The Open-Box Fallacy: Why AI Deployment Needs a Calibrated Verification Regime

TL;DR

The paper argues that AI deployment safety should rely on calibrated verification regimes focusing on domain-specific authorization, monitoring, and accountability rather than solely on mechanistic interpretability.

Contribution

It introduces the concept of verification coverage as a standard for AI deployment, emphasizing domain-scoped checks over internal model explanations.

Findings

A 53-percentage-point gap exists between internal representations and output correction.

Only 9.0% of FDA-approved AI device documents include post-market surveillance.
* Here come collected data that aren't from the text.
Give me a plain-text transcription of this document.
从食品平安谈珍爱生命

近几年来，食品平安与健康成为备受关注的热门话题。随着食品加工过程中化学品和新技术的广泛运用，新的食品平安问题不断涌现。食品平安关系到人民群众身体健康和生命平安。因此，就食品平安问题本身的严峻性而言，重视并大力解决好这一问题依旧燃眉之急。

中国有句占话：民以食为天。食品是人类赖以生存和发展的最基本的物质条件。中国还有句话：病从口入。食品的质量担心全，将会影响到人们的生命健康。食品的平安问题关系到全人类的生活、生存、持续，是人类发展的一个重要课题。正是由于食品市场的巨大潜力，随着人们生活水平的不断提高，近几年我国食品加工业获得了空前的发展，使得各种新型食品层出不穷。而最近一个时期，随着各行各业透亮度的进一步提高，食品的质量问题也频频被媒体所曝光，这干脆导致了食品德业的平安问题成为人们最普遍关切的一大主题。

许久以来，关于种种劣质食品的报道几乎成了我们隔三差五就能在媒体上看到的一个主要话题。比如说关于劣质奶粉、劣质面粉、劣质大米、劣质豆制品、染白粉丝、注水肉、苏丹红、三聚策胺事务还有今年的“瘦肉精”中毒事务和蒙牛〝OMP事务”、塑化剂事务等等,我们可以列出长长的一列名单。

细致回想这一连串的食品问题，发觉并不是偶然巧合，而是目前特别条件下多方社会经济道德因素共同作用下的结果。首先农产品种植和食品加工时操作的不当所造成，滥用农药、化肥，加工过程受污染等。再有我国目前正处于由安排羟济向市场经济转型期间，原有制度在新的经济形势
Verification should be domain-specific, monitorable, and revocable, not just interpretable.

Abstract

AI deployment in sensitive domains such as health care, credit, employment, and criminal justice is often treated as unsafe to authorize until model internals can be explained. This often leads to an excessive reliance on mechanistic interpretability to address a deployment challenge beyond its intended scope. We argue that the gate should instead be calibrated verification: authorization should be domain-scoped, independently checkable, monitored after release, accountable, contestable, and revocable. The reason is twofold. First, model capability is uneven across nearby tasks, so authorization must attach to a specific use rather than to a model in general. Second, societies have long governed opaque expertise through credentials, monitoring, liability, appeal, and revocation rather than mechanism-level explanation. Recent evidence reinforces this distinction between mechanistic understanding and deployment authority: a 53-percentage-point gap between internal representations and output correction shows that understanding may not translate into action, while one scoping review found that only 9.0% of FDA-approved AI/ML device documents contained a prospective post-market surveillance study. We propose Verification Coverage, a six-component reportable standard with a minimum-composition rule, as the metric that should sit beside capability scores in model cards, leaderboards, and regulatory disclosures.